One-step growth curves for PV1(M) IRES mutants in neuronal cells. IMR-32 cell monolayers were infected with various mutants at an MOI of 10 and incubated at 37°C (A) or 39.5°C (B). At the indicated times postinfection (post infect), intracellular virus was harvested and quantified (PFU per cell) by titration on HeLa cells. WT, wild type.

FIG. 4.

Structure probing of 5′-end-labeled mutant RNAs. (A) In vitro transcripts corresponding to stem-loop V of PV1(M) RNA (wt) or mutant derivatives (F2-5 and F2-24) were subjected to limited RNA hydrolysis. Reactions were performed such that each molecule would receive only a single hit (as evidenced by the fact that >90% of the radiolabeled probe remained intact [free RNA probe]) either with RNase T₁ (T₁ lanes,from left to right: 0, 0.1, and 0.4 U) or with lead acetate (Pb²⁺ lanes, from left to right: 0, 1, 2, and 4 mM [final concentrations]).
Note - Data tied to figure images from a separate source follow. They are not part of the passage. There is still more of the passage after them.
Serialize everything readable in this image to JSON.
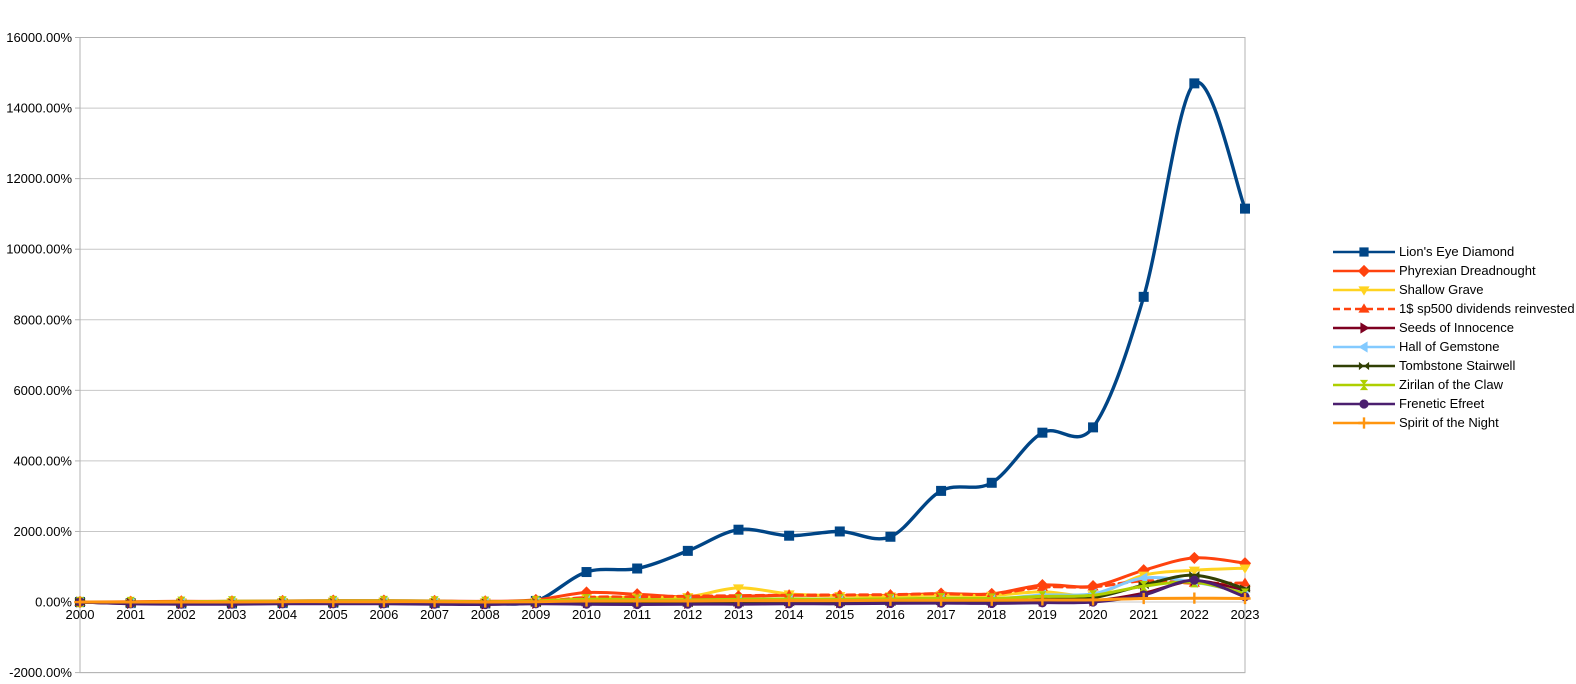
{
  "chart_data": {
    "type": "line",
    "title": "",
    "xlabel": "",
    "ylabel": "",
    "grid": true,
    "smoothed_lines": true,
    "legend_position": "right",
    "x_axis": {
      "ticks": [
        "2000",
        "2001",
        "2002",
        "2003",
        "2004",
        "2005",
        "2006",
        "2007",
        "2008",
        "2009",
        "2010",
        "2011",
        "2012",
        "2013",
        "2014",
        "2015",
        "2016",
        "2017",
        "2018",
        "2019",
        "2020",
        "2021",
        "2022",
        "2023"
      ]
    },
    "y_axis": {
      "min": -2000,
      "max": 16000,
      "step": 2000,
      "unit": "%",
      "ticks": [
        "16000.00%",
        "14000.00%",
        "12000.00%",
        "10000.00%",
        "8000.00%",
        "6000.00%",
        "4000.00%",
        "2000.00%",
        "0.00%",
        "-2000.00%"
      ]
    },
    "colors": {
      "gridline": "#c7c7c7",
      "plot_border": "#b3b3b3",
      "text": "#000000",
      "background": "#ffffff"
    },
    "series": [
      {
        "name": "Lion's Eye Diamond",
        "color": "#004586",
        "marker": "square",
        "line": "solid",
        "values": [
          0,
          -30,
          -40,
          -40,
          -30,
          -20,
          -20,
          -30,
          -40,
          30,
          850,
          950,
          1450,
          2050,
          1880,
          2000,
          1850,
          3150,
          3380,
          4800,
          4950,
          8650,
          14700,
          11150
        ]
      },
      {
        "name": "Phyrexian Dreadnought",
        "color": "#FF420E",
        "marker": "diamond",
        "line": "solid",
        "values": [
          0,
          10,
          20,
          20,
          30,
          40,
          40,
          30,
          20,
          60,
          270,
          220,
          140,
          160,
          190,
          180,
          190,
          240,
          230,
          480,
          450,
          900,
          1250,
          1100
        ]
      },
      {
        "name": "Shallow Grave",
        "color": "#FFD320",
        "marker": "triangle-down",
        "line": "solid",
        "values": [
          0,
          -10,
          0,
          10,
          10,
          20,
          20,
          10,
          0,
          20,
          120,
          140,
          150,
          400,
          230,
          180,
          170,
          200,
          190,
          290,
          200,
          760,
          900,
          960
        ]
      },
      {
        "name": "1$ sp500 dividends reinvested",
        "color": "#FF420E",
        "marker": "triangle-up",
        "line": "dashed",
        "values": [
          -10,
          -20,
          -35,
          -15,
          -5,
          0,
          15,
          25,
          -20,
          0,
          130,
          145,
          165,
          180,
          195,
          200,
          210,
          235,
          225,
          420,
          430,
          600,
          535,
          540
        ]
      },
      {
        "name": "Seeds of Innocence",
        "color": "#7E0021",
        "marker": "triangle-right",
        "line": "solid",
        "values": [
          0,
          -40,
          -50,
          -50,
          -40,
          -40,
          -40,
          -50,
          -60,
          -40,
          -20,
          -30,
          -40,
          -30,
          -30,
          -20,
          -20,
          0,
          -10,
          20,
          30,
          250,
          600,
          320
        ]
      },
      {
        "name": "Hall of Gemstone",
        "color": "#83CAFF",
        "marker": "triangle-left",
        "line": "solid",
        "values": [
          0,
          -20,
          -20,
          -10,
          -10,
          0,
          0,
          -10,
          -20,
          0,
          60,
          50,
          40,
          60,
          70,
          60,
          70,
          90,
          80,
          200,
          230,
          680,
          560,
          260
        ]
      },
      {
        "name": "Tombstone Stairwell",
        "color": "#314004",
        "marker": "bowtie",
        "line": "solid",
        "values": [
          0,
          -30,
          -40,
          -40,
          -30,
          -30,
          -30,
          -40,
          -50,
          -30,
          -10,
          -20,
          -30,
          -20,
          -10,
          -10,
          0,
          20,
          10,
          80,
          120,
          480,
          760,
          380
        ]
      },
      {
        "name": "Zirilan of the Claw",
        "color": "#AECF00",
        "marker": "hourglass",
        "line": "solid",
        "values": [
          0,
          0,
          10,
          20,
          20,
          30,
          30,
          20,
          10,
          30,
          80,
          70,
          60,
          80,
          90,
          80,
          90,
          110,
          100,
          160,
          190,
          450,
          560,
          240
        ]
      },
      {
        "name": "Frenetic Efreet",
        "color": "#4B1F6F",
        "marker": "circle",
        "line": "solid",
        "values": [
          0,
          -50,
          -60,
          -60,
          -50,
          -50,
          -50,
          -60,
          -70,
          -50,
          -60,
          -70,
          -60,
          -60,
          -50,
          -50,
          -40,
          -30,
          -40,
          -20,
          0,
          200,
          620,
          150
        ]
      },
      {
        "name": "Spirit of the Night",
        "color": "#FF950E",
        "marker": "plus",
        "line": "solid",
        "values": [
          0,
          0,
          0,
          0,
          10,
          10,
          10,
          10,
          0,
          10,
          30,
          30,
          30,
          40,
          40,
          40,
          50,
          50,
          50,
          60,
          60,
          100,
          110,
          100
        ]
      }
    ]
  }
}
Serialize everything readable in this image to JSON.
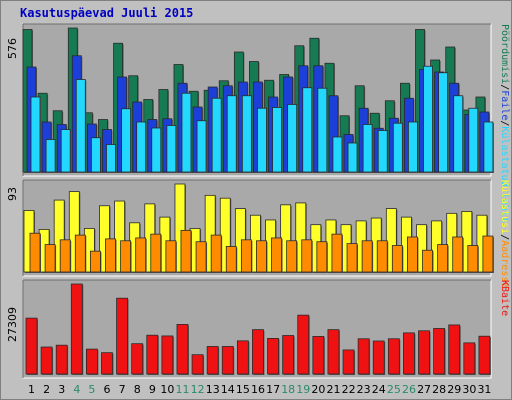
{
  "title": "Kasutuspäevad Juuli 2015",
  "colors": {
    "frame_bg": "#c0c0c0",
    "panel_bg": "#a9a9a9",
    "title": "#0000c0",
    "pages": "#167a52",
    "files": "#1b3fd8",
    "hits": "#22d8ff",
    "visits": "#ffff2a",
    "sites": "#ff8c00",
    "kbytes": "#f01212",
    "weekend": "#2a8a6a",
    "weekday": "#000000"
  },
  "chart_data": [
    {
      "type": "bar",
      "panel": "top",
      "ymax_label": "576",
      "legend": [
        {
          "text": "Pöördumisi",
          "color": "#167a52"
        },
        {
          "text": "Faile",
          "color": "#1b3fd8"
        },
        {
          "text": "Külastatud lehti",
          "color": "#22d8ff"
        }
      ],
      "ylim": [
        0,
        576
      ],
      "categories": [
        "1",
        "2",
        "3",
        "4",
        "5",
        "6",
        "7",
        "8",
        "9",
        "10",
        "11",
        "12",
        "13",
        "14",
        "15",
        "16",
        "17",
        "18",
        "19",
        "20",
        "21",
        "22",
        "23",
        "24",
        "25",
        "26",
        "27",
        "28",
        "29",
        "30",
        "31"
      ],
      "weekend_days": [
        "4",
        "5",
        "11",
        "12",
        "18",
        "19",
        "25",
        "26"
      ],
      "series": [
        {
          "name": "Pöördumisi",
          "values": [
            570,
            315,
            245,
            576,
            237,
            210,
            515,
            385,
            290,
            330,
            430,
            323,
            327,
            365,
            480,
            442,
            367,
            390,
            505,
            535,
            435,
            225,
            345,
            235,
            285,
            355,
            570,
            448,
            500,
            248,
            300
          ]
        },
        {
          "name": "Faile",
          "values": [
            420,
            200,
            190,
            465,
            192,
            170,
            380,
            280,
            210,
            213,
            355,
            260,
            340,
            345,
            360,
            360,
            300,
            380,
            425,
            425,
            305,
            150,
            255,
            175,
            215,
            295,
            410,
            400,
            355,
            230,
            240
          ]
        },
        {
          "name": "Külastatud lehti",
          "values": [
            300,
            130,
            170,
            370,
            137,
            110,
            253,
            200,
            176,
            186,
            315,
            205,
            295,
            305,
            305,
            255,
            258,
            270,
            337,
            335,
            140,
            116,
            190,
            166,
            195,
            200,
            423,
            397,
            305,
            255,
            200
          ]
        }
      ]
    },
    {
      "type": "bar",
      "panel": "middle",
      "ymax_label": "93",
      "legend": [
        {
          "text": "Külastusi",
          "color": "#ffff2a"
        },
        {
          "text": "Aadresse",
          "color": "#ff8c00"
        }
      ],
      "ylim": [
        0,
        93
      ],
      "categories": [
        "1",
        "2",
        "3",
        "4",
        "5",
        "6",
        "7",
        "8",
        "9",
        "10",
        "11",
        "12",
        "13",
        "14",
        "15",
        "16",
        "17",
        "18",
        "19",
        "20",
        "21",
        "22",
        "23",
        "24",
        "25",
        "26",
        "27",
        "28",
        "29",
        "30",
        "31"
      ],
      "series": [
        {
          "name": "Külastusi",
          "values": [
            65,
            45,
            76,
            85,
            46,
            70,
            75,
            52,
            72,
            58,
            93,
            46,
            81,
            78,
            67,
            60,
            55,
            71,
            73,
            50,
            55,
            50,
            54,
            57,
            67,
            58,
            50,
            54,
            62,
            64,
            60
          ]
        },
        {
          "name": "Aadresse",
          "values": [
            41,
            29,
            34,
            39,
            22,
            35,
            33,
            36,
            40,
            33,
            44,
            32,
            39,
            27,
            34,
            33,
            36,
            33,
            34,
            32,
            40,
            30,
            33,
            33,
            28,
            37,
            23,
            29,
            37,
            28,
            38
          ]
        }
      ]
    },
    {
      "type": "bar",
      "panel": "bottom",
      "ymax_label": "27309",
      "legend": [
        {
          "text": "KBaite",
          "color": "#f01212"
        }
      ],
      "ylim": [
        0,
        27309
      ],
      "categories": [
        "1",
        "2",
        "3",
        "4",
        "5",
        "6",
        "7",
        "8",
        "9",
        "10",
        "11",
        "12",
        "13",
        "14",
        "15",
        "16",
        "17",
        "18",
        "19",
        "20",
        "21",
        "22",
        "23",
        "24",
        "25",
        "26",
        "27",
        "28",
        "29",
        "30",
        "31"
      ],
      "series": [
        {
          "name": "KBaite",
          "values": [
            16955,
            8185,
            8740,
            27309,
            7550,
            6470,
            23000,
            9200,
            11770,
            11550,
            15050,
            5855,
            8350,
            8350,
            10060,
            13460,
            10800,
            11680,
            17860,
            11400,
            13460,
            7300,
            10690,
            10010,
            10690,
            12480,
            13110,
            13810,
            14890,
            9450,
            11470
          ]
        }
      ]
    }
  ]
}
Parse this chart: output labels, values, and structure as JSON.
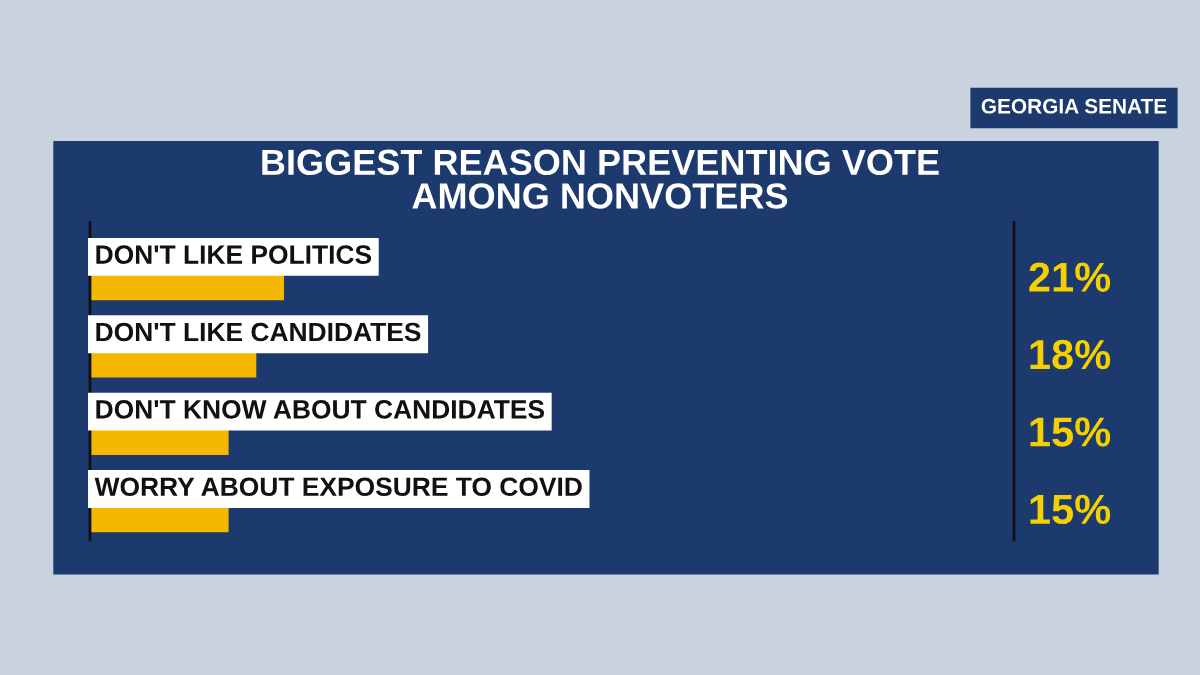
{
  "chart_data": {
    "type": "bar",
    "orientation": "horizontal",
    "title": "BIGGEST REASON PREVENTING VOTE\nAMONG NONVOTERS",
    "subtitle": "GEORGIA SENATE",
    "categories": [
      "DON'T LIKE POLITICS",
      "DON'T LIKE CANDIDATES",
      "DON'T KNOW ABOUT CANDIDATES",
      "WORRY ABOUT EXPOSURE TO COVID"
    ],
    "values": [
      21,
      18,
      15,
      15
    ],
    "color": "#f5b800",
    "value_labels": [
      "21%",
      "18%",
      "15%",
      "15%"
    ],
    "xlim": [
      0,
      100
    ],
    "legend": false
  }
}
Control reactions consisted of either pure RNA (0 lanes) or alkaline hydrolysis ladders (OH⁻ lanes). The autoradiogram of the 10.5% acrylamide-urea gel is shown (the first 30 nt were deliberately cropped, as no differences in profiles between wt and mutant RNAs were seen). Open circles in the OH⁻ lanes indicate intervals of 10 nt, as indicated on the left. Differences between the mutant profiles and the wild-type profiles are indicated by asterisks for RNase T₁ and black bars for lead acetate. (B, C, and D) Different probing profiles summarized for the wild type and mutants F2-5 and F2-24, respectively (mutations are indicated by lowercase letters). The predicted secondary structure of nt 478 to 527 of wild-type PV1(M) RNA (top of domain V of the IRES) is shown (30). RNase T₁ hits are shown as triangles; lines highlight lead acetate-sensitive regions. The intensity of the symbols is proportional to the intensity of the signals obtained in the probing experiments.

FIG. 5.

Translation efficiencies for PV1(M) IRES mutants in vitro. RRL-based translation reactions were programmed with 5 μg of uncapped in vitro transcripts synthesized from pKK-C2 derivatives/ml (see Materials and Methods). Reaction mixtures contained 95.5 mM added KCl (final concentration) and were supplemented with increasing concentrations (0, 5, 10, and 20%, by volume, from left to right) of S10 extracts from HeLa (A) or IMR-32 (B) cells. The different RNAs are indicated above the autoradiograms of the dried sodium dodecyl sulfate-23% polyacrylamide gels. The results of densitometric quantifications are shown below the autoradiograms (▪, wt; ♦, F2-5; •, F2-8; ▴, F2-24). Translation efficiency is expressed as a percentage of that of wild-type RNA in reaction mixtures supplemented with 20% (by volume) S10 extracts.